In a session with the management students on the “Role of a sales person” one of the students stated that an advisor can NOTbe considered as a front line salesman, that he is the one who will not do the hard core selling, he/she will always make a presence at a later stage of the sales process. I wanted him to be more specific and the answer was that an advisor will only come in, after the first sales pitch has been made. (Either by a Tele caller or by a sales promotions executive)

The reason given was that an advisor should be Impartial and then only they can be trusted, whereas how will a sales person achieve his targets if he starts being Impartial, the competition will take over the market share in such scenario.

It seemed as if majority of the class was in agreement with their friend, leaving enough room for discussion.

While thinking on how to take this discussion forward and make this new bunch of to be managers understand the point, I had a flash back and recalled that few years back it was a word, which if, used for someone, instantly gave a sense of respect for the individual. “Advisor” a word that always fascinated me, but today it’s the same word that I balked when I heard, because it’s being used for someone who is expected NOT to be a sales person.

So what does the word Advisor means?

The class came on a mutual consent that the word means, the one (an advisor) will have business acumen, experience, skill, knowledge, and the functional expertise to be trusted to advise people or the organisations.

Together they came up with certain behaviours, attributes and ideals for an Advisor.

  • Disciplined
  • Skilled
  • Analytical
  • Negotiator
  • Revenue /goal focussed

The next point of discussion was “should an advisor prospect”?

I could feel that almost all of them in their head were like NOooooo.

But to my surprise there was one who stood up and said YES!

His point was that anyone with the above mentioned behaviours will always be able to close more prospects than any regular sales executive.

In fact, it is the knowledge, the training, the experience, and the subject matter expertise that equips him to successfully prospect, he/she will always have ideas worth listening to.

So with a smirk the next point was “should they do cold calling”?

An instant answer was YES!

An advisor, just because of his strengths is confident enough in the value that he/she will create, to open relationships with prospects.

Most importantly, being a trusted advisor doesn’t mean that you don’t sell or that you don’t ask for and obtain commitments.

So now…. What about the Impartiality?

Now to tackle the point I tried to make a case.

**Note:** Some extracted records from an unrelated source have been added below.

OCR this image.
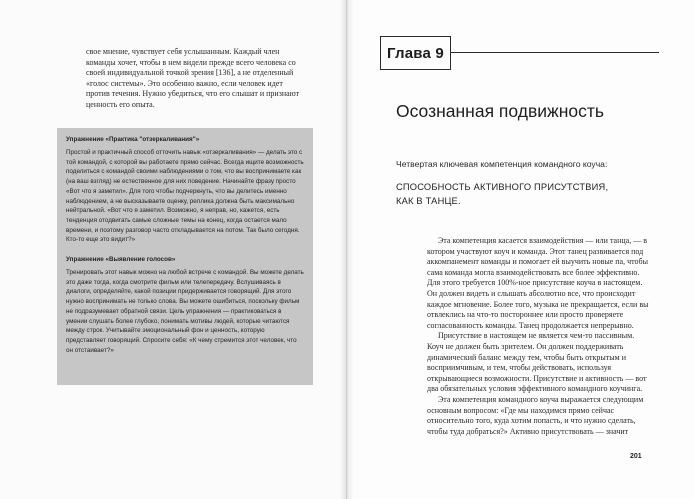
свое мнение, чувствует себя услышанным. Каждый член команды хочет, чтобы в нем видели прежде всего человека со своей индивидуальной точкой зрения [136], а не отделенный «голос системы». Это особенно важно, если человек идет против течения. Нужно убедиться, что его слышат и признают ценность его опыта.

Упражнение «Практика "отзеркаливания"»

Простой и практичный способ отточить навык «отзеркаливания» — делать это с той командой, с которой вы работаете прямо сейчас. Всегда ищите возможность поделиться с командой своими наблюдениями о том, что вы воспринимаете как (на ваш взгляд) не естественное для них поведение. Начинайте фразу просто «Вот что я заметил». Для того чтобы подчеркнуть, что вы делитесь именно наблюдением, а не высказываете оценку, реплика должна быть максимально нейтральной. «Вот что я заметил. Возможно, я неправ, но, кажется, есть тенденция отодвигать самые сложные темы на конец, когда остается мало времени, и поэтому разговор часто откладывается на потом. Так было сегодня. Кто-то еще это видит?»

Упражнение «Выявление голосов»

Тренировать этот навык можно на любой встрече с командой. Вы можете делать это даже тогда, когда смотрите фильм или телепередачу. Вслушиваясь в диалоги, определяйте, какой позиции придерживается говорящий. Для этого нужно воспринимать не только слова. Вы можете ошибиться, поскольку фильм не подразумевает обратной связи. Цель упражнения — практиковаться в умении слушать более глубоко, понимать мотивы людей, которые читаются между строк. Учитывайте эмоциональный фон и ценность, которую представляет говорящий. Спросите себя: «К чему стремится этот человек, что он отстаивает?»

Глава 9
Осознанная подвижность
Четвертая ключевая компетенция командного коуча:
СПОСОБНОСТЬ АКТИВНОГО ПРИСУТСТВИЯ,
КАК В ТАНЦЕ.

Эта компетенция касается взаимодействия — или танца, — в котором участвуют коуч и команда. Этот танец развивается под аккомпанемент команды и помогает ей выучить новые па, чтобы сама команда могла взаимодействовать все более эффективно. Для этого требуется 100%-ное присутствие коуча в настоящем. Он должен видеть и слышать абсолютно все, что происходит каждое мгновение. Более того, музыка не прекращается, если вы отвлеклись на что-то постороннее или просто проверяете согласованность команды. Танец продолжается непрерывно.

Присутствие в настоящем не является чем-то пассивным. Коуч не должен быть зрителем. Он должен поддерживать динамический баланс между тем, чтобы быть открытым и восприимчивым, и тем, чтобы действовать, используя открывающиеся возможности. Присутствие и активность — вот два обязательных условия эффективного командного коучинга.

Эта компетенция командного коуча выражается следующим основным вопросом: «Где мы находимся прямо сейчас относительно того, куда хотим попасть, и что нужно сделать, чтобы туда добраться?» Активно присутствовать — значит

201
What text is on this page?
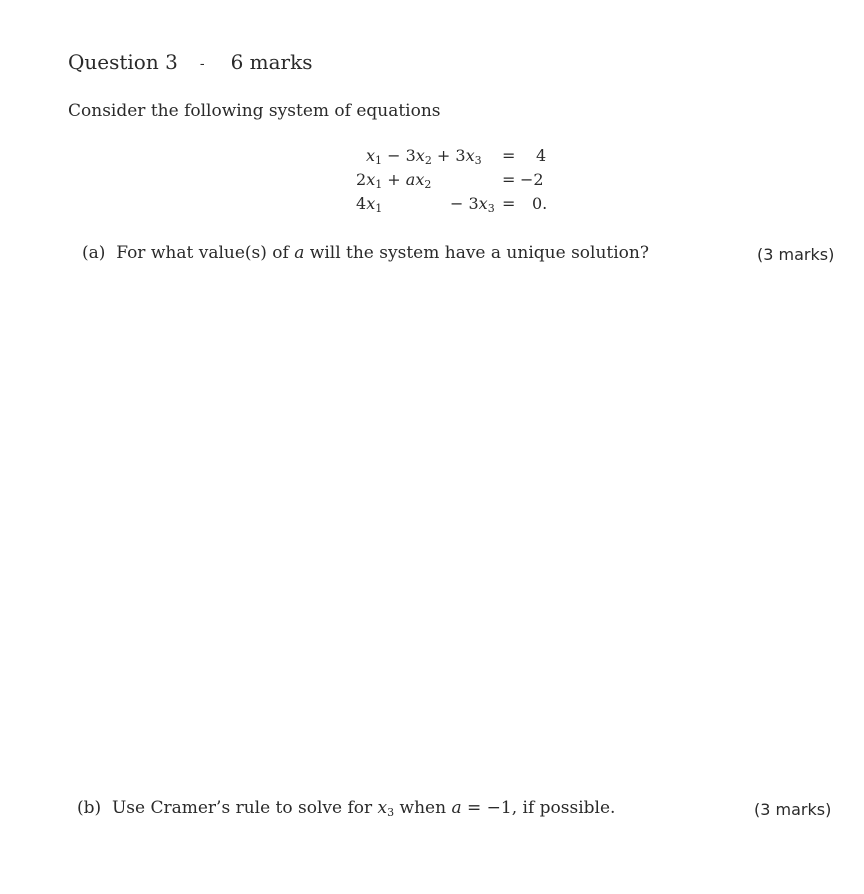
Question 3 - 6 marks
Consider the following system of equations
$x_1 - 3x_2 + 3x_3 = 4$
$2x_1 + ax_2$	= −2
$4x_1$	− $3x_3 = 0$.
(a)  For what value(s) of a will the system have a unique solution?	(3 marks)
(b)  Use Cramer’s rule to solve for $x_3$ when a = −1, if possible.	(3 marks)
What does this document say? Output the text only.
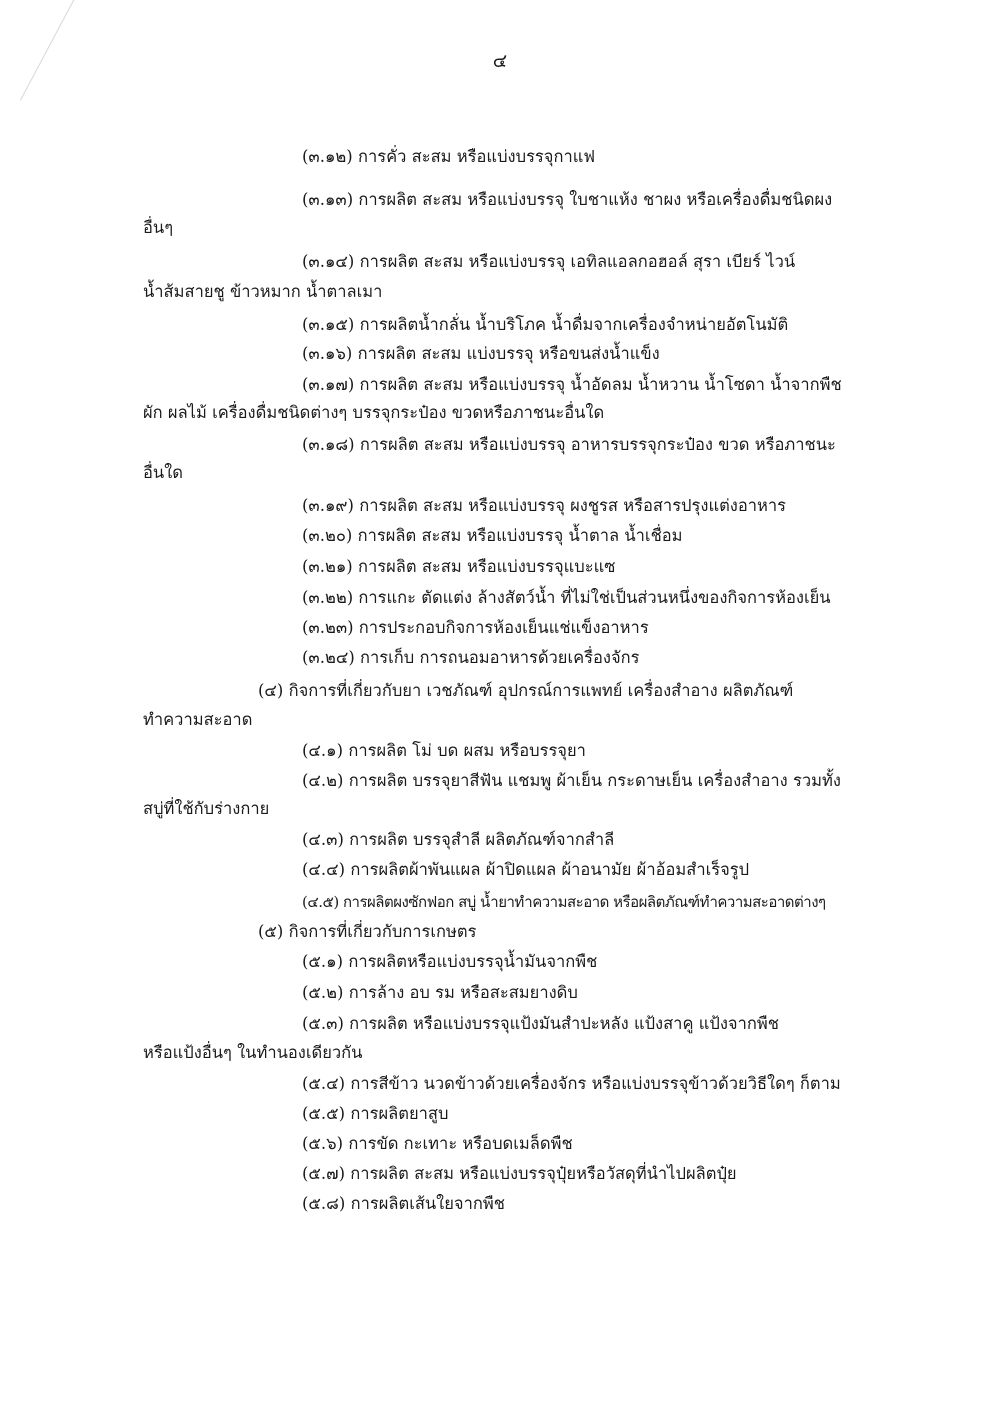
๔
(๓.๑๒) การคั่ว สะสม หรือแบ่งบรรจุกาแฟ
(๓.๑๓) การผลิต สะสม หรือแบ่งบรรจุ ใบชาแห้ง ชาผง หรือเครื่องดื่มชนิดผง
อื่นๆ
(๓.๑๔) การผลิต สะสม หรือแบ่งบรรจุ เอทิลแอลกอฮอล์ สุรา เบียร์ ไวน์
น้ำส้มสายชู ข้าวหมาก น้ำตาลเมา
(๓.๑๕) การผลิตน้ำกลั่น น้ำบริโภค น้ำดื่มจากเครื่องจำหน่ายอัตโนมัติ
(๓.๑๖) การผลิต สะสม แบ่งบรรจุ หรือขนส่งน้ำแข็ง
(๓.๑๗) การผลิต สะสม หรือแบ่งบรรจุ น้ำอัดลม น้ำหวาน น้ำโซดา น้ำจากพืช
ผัก ผลไม้ เครื่องดื่มชนิดต่างๆ บรรจุกระป๋อง ขวดหรือภาชนะอื่นใด
(๓.๑๘) การผลิต สะสม หรือแบ่งบรรจุ อาหารบรรจุกระป๋อง ขวด หรือภาชนะ
อื่นใด
(๓.๑๙) การผลิต สะสม หรือแบ่งบรรจุ ผงชูรส หรือสารปรุงแต่งอาหาร
(๓.๒๐) การผลิต สะสม หรือแบ่งบรรจุ น้ำตาล น้ำเชื่อม
(๓.๒๑) การผลิต สะสม หรือแบ่งบรรจุแบะแซ
(๓.๒๒) การแกะ ตัดแต่ง ล้างสัตว์น้ำ ที่ไม่ใช่เป็นส่วนหนึ่งของกิจการห้องเย็น
(๓.๒๓) การประกอบกิจการห้องเย็นแช่แข็งอาหาร
(๓.๒๔) การเก็บ การถนอมอาหารด้วยเครื่องจักร
(๔) กิจการที่เกี่ยวกับยา เวชภัณฑ์ อุปกรณ์การแพทย์ เครื่องสำอาง ผลิตภัณฑ์
ทำความสะอาด
(๔.๑) การผลิต โม่ บด ผสม หรือบรรจุยา
(๔.๒) การผลิต บรรจุยาสีฟัน แชมพู ผ้าเย็น กระดาษเย็น เครื่องสำอาง รวมทั้ง
สบู่ที่ใช้กับร่างกาย
(๔.๓) การผลิต บรรจุสำลี ผลิตภัณฑ์จากสำลี
(๔.๔) การผลิตผ้าพันแผล ผ้าปิดแผล ผ้าอนามัย ผ้าอ้อมสำเร็จรูป
(๔.๕) การผลิตผงซักฟอก สบู่ น้ำยาทำความสะอาด หรือผลิตภัณฑ์ทำความสะอาดต่างๆ
(๕) กิจการที่เกี่ยวกับการเกษตร
(๕.๑) การผลิตหรือแบ่งบรรจุน้ำมันจากพืช
(๕.๒) การล้าง อบ รม หรือสะสมยางดิบ
(๕.๓) การผลิต หรือแบ่งบรรจุแป้งมันสำปะหลัง แป้งสาคู แป้งจากพืช
หรือแป้งอื่นๆ ในทำนองเดียวกัน
(๕.๔) การสีข้าว นวดข้าวด้วยเครื่องจักร หรือแบ่งบรรจุข้าวด้วยวิธีใดๆ ก็ตาม
(๕.๕) การผลิตยาสูบ
(๕.๖) การขัด กะเทาะ หรือบดเมล็ดพืช
(๕.๗) การผลิต สะสม หรือแบ่งบรรจุปุ๋ยหรือวัสดุที่นำไปผลิตปุ๋ย
(๕.๘) การผลิตเส้นใยจากพืช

If the product that we are selling is not going to creating any value to the client, and we are not going to be able to help the client achieving the results, shouldn’t we walk away from that deal. If you know that you are not the best and that your competitor is fit for them, one may certainly build trust by giving a reference/ recommend to go ahead and do business with someone else.

But let’s look at another situation. You are an advisor with a product (or can customise) that will definitely help your client in achieving his desired result. At the same time your competitor also has a solution (although different in some ways from yours) that will also be as useful as yours for your client.

Will you still be impartial?

In everyone head the answer was NO….. I’ll be not . . . I will be damn partial and as biased as I can be!

An advisor is not built on being impartial. This impartiality is really about not selling outcomes that you cannot achieve for your client and instead walking away. Being an advisor isn’t built on the idea that you are not doing hard sales and that you should never behave like a professional sales personal.

Every Advisor is a Salesperson, but every Salesperson May Not Be an Advisor

The idea of being an advisor isn’t something separate from being a salesperson. It is a set of behaviours and attributes that great salespeople possess. An advisor is a salesperson.

The contrary isn’t necessarily true. One may possess the title of salesperson and still not be an advisor. Though being a successful salesperson requires that you build the skills, the knowledge, the experience, and business acumen but at the core one will always be a Sales person.